検索

高木豊が語るセ・リーグ新監督 阪神・藤川球児、中日・井上一樹のここまでの評価は? (2ページ目)

  • 浜田哲男●取材・文 text by Hamada Tetsuo

――監督に就任するまで指導者経験がなかったわけですが、そのあたりの影響は感じますか?

高木 特には感じません。そのあたりはセンスなんです。何年コーチをやっていても、センスがない人はセンスがないですから。それと、解説者時代もそうでしたが、言葉を大事にするというか、使い方が巧みですよね。いろいろな含みを持たせながら話しているような気がします。

 その点で、岡田監督はストレートだった。言葉の真意がわかりやすかったですが、藤川監督の言葉は受け取り手によって「どっちに取ればいいんだろう?」「それは本音なのかな?」と解釈がわかれそうです。ただ、そこでどう感じるかは、選手それぞれでいいと思いますけどね。

【井上監督は「もっと泥臭く」】

――セ・リーグのもうひとりの新監督、中日の井上一樹監督についてもお聞きします。選手起用はいかがですか?

高木 理想と現実のギャップを感じているんじゃないかと思います。例えば、石川昂弥はポテンシャルには魅力がありますが、いきなり4番に固定するのはどうだったのかなと。「石川は4番」と早くから明言していましたが、3年連続で最下位のチームですし、柔軟性を持たせておいたほうがいいと思うんです。石川を4番で起用していた時は、細川成也をスタメンから外すことがあるなど、少々クエスチョンマークがつきました。

――ピッチャー陣はいかがですか?

高木 高橋宏斗は苦しんでいますが、全体的に安定感がありますね。課題は打線です。とにかく点が取れません。勝負弱いチームというのは最初からわかっていたこと。昨季もチャンスは作るけど、あと1本が出ないシーンが多々ありました。そこをどうするかを突き詰めて考えていけば、点は取れるようになるはずなんです。

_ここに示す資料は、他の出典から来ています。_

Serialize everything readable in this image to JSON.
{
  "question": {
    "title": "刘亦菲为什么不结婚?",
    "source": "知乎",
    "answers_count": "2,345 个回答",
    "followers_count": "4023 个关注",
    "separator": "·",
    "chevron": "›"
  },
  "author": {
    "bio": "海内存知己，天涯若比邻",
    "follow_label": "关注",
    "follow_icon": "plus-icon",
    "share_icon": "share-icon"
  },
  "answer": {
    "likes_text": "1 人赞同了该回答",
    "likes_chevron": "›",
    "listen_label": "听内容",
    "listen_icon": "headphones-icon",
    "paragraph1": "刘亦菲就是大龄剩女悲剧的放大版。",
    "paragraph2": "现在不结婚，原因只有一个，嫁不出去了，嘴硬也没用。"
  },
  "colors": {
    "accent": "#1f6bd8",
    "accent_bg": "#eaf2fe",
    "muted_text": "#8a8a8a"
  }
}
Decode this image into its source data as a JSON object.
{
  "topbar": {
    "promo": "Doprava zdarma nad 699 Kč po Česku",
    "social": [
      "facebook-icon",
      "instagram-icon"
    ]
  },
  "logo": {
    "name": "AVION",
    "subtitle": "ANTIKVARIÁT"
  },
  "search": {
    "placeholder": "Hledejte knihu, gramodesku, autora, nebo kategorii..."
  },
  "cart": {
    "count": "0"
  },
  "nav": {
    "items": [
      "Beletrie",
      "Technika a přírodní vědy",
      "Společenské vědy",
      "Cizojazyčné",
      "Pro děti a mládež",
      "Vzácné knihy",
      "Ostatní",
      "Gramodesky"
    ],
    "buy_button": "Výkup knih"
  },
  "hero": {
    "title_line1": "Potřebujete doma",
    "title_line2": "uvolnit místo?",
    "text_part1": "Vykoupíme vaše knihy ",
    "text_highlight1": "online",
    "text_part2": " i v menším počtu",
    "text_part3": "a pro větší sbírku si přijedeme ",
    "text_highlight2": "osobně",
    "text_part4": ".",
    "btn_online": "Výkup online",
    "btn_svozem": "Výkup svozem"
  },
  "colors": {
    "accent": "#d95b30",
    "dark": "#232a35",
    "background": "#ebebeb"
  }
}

 もっと泥臭く、点を取れる時に取っておかないと。例えば、ランナーが三塁にいてノーアウトだったとしても、なりふり構わずスクイズでもいいから1点を取りにいくべきです。とにかく、得点する確率が高いほうを選ぶべきだと思うんですよ。

がむしゃらに点を取っていけば、後から格好もついてきます。今は4番にこだわる時代でもありません。固定観念に縛られていてもチームは変わりませんし、まだまだ選手の成長にも時間がかかりそうです。